Никто не сказал об Оренбуржье лучше Сергея Тимофеевича Аксакова, автора «Семейной хроники», написанной от первого лица. В середине XVIII века дед рассказчика, выведенный под именем Степана Михайловича Багрова, жил в Симбирской губернии в своей вотчине. «С некоторого времени, — сообщает рассказчик, — стал он часто слышать об Уфимском наместничестве, о неизмеримом пространстве земель, угодьях, привольях, неописанном изобилии дичи и рыбы и всех плодов земных, о легком способе приобретать целые области за самые ничтожные деньги». Этот способ, используемый «с природною русскому человеку ловкостию и плутовством» (так у Аксакова. Прим. моё — И.Г.) показан в донельзя живых картинках…
Степан Михайлович решает переселиться в места несказанных благ, «хотя, — отмечает внук, — он был человек самой строгой справедливости и ему не нравилось надуванье добродушных башкирцев, но он рассудил, что не дело дурно, а способ его исполнения». И пустился в дорогу. Переправившись через Волгу под Симбирском, поехал на восток. Внук пишет: «Чем дальше углублялся дедушка в Уфимское наместничество (оно в 1796 будет переименовано в Оренбургскую губернию. — И.Г.), тем привольнее, изобильнее становились места». Сделав остановку в Бугуруслане, Степан Михайлович узнал: «В этом уезде уже мало оставалось земель, принадлежавших башкирцам», иные угодья были куплены русскими помещиками, другие заселялись «казенными крестьянами, которым правительство успело раздать земли, описанные в казну за Акаевский бунт» (Одно из многих восстаний башкирского народа против колонизаторов. Происходило в 1735-40 годах под предводительством Акая, вызванное захватом башкирских земель под крепости и заводы. — И.Г.) Степан Михайлович приглядел угодья, принадлежавшие одной помещице, но не заселённые, купил их и переселил сюда своих крепостных из Симбирской губернии.
До чего зрима, благодаря перу Аксакова, местность, где обосновался дедушка.
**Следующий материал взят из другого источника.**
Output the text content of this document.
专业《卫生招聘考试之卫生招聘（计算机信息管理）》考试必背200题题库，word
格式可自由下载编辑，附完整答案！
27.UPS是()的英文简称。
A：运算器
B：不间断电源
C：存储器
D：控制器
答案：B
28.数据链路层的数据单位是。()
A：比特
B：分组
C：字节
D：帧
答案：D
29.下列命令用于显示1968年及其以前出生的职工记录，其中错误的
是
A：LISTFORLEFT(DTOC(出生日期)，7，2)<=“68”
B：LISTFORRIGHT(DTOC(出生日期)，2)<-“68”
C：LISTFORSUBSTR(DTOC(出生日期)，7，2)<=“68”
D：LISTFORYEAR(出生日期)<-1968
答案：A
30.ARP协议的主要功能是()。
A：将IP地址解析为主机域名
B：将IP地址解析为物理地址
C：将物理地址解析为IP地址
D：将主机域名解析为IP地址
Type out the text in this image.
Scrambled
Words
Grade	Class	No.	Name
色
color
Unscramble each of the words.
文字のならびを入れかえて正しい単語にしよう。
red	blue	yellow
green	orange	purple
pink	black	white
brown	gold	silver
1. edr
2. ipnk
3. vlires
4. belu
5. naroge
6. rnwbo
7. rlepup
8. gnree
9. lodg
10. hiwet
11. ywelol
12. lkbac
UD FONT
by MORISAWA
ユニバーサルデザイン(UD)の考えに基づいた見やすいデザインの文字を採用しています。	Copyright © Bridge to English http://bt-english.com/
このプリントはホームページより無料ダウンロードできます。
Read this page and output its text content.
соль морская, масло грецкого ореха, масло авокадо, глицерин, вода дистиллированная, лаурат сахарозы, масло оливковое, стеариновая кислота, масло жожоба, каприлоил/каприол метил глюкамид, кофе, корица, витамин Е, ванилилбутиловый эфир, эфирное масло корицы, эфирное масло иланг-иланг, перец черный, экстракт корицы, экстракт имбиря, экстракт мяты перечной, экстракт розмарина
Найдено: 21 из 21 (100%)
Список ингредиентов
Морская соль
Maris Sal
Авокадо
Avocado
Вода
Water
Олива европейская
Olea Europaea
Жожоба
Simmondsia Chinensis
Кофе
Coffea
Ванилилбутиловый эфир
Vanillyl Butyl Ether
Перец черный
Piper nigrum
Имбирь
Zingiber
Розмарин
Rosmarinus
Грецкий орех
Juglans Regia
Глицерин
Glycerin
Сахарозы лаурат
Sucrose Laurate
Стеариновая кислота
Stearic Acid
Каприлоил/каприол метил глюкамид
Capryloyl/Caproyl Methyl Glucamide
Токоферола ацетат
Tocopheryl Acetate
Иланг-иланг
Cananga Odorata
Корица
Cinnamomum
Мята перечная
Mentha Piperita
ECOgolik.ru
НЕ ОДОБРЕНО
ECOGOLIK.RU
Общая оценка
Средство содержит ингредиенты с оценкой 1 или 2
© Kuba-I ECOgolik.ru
С просьбой к нечитавшим обязательно найти книгу и прочесть всё, привожу строки: «непочатая степь, чернозем в аршин глубиною (…) все породы уток и куликов, гуси, бекасы, дупели и курахтаны (…) разнообразным криком и писком наполняли воздух; на горах же», на равнинах, покрытых «тучною травою, воздух оглашался другими особенными свистами», там водились «дрофы, журавли, стрепета, кроншнепы и кречетки; по лесистым отрогам жила бездна тетеревов; река кипела всеми породами рыб (…) всякого зверя и в степях и лесах было невероятное множество; словом сказать: это был — да и теперь есть — уголок обетованный». Восхищённый рассказчик сообщает о полученном от земли: «Урожай был неслыханный, баснословный».
Но и прежнее владение вовсе не отличалось в своё время скудостью природы. Аксаков пишет: «Троицкое некогда сидело на прекрасной речке Майне, вытекавшей версты за три от селения из-под Моховых озер, да, сверх того, вдоль всего селения тянулось (…) длинное, светлое и в середине глубокое озеро, дно которого состояло из белого песка; из этого озера даже бежал ручей, называвшийся Белый ключ». Однако то, как тут жили и хозяйствовали, дало свои результаты. Стало «так мало лугов, что с трудом прокармливали по корове да лошади на тягло (…) пахали одни и те же загоны (здесь: пахотные участки. — И.Г.) и, несмотря на превосходную почву, конечно, повыпахали и поистощили землю».
Поистине, как много изменилось тут: «Моховые озера мало-помалу, от мочки конопли у берегов и от пригона стад на водопой, позасорились, с краев обмелели и даже обсохли от вырубки кругом леса; потом заплыли толстою землянистою пеленой, которая поросла мохом и скрепилась жилообразными корнями болотных трав (…) От уменьшения, вероятно, Моховых озер речка Майна поникла вверху и даже выходит из земли несколько верст ниже селения, а прозрачное, длинное и глубокое озеро превратилось в грязную вонючую лужу; песчаное дно, на сажень и более, затянуло тиной и всякой дрянью с крестьянских дворов; Белого ключа давно и следов нет».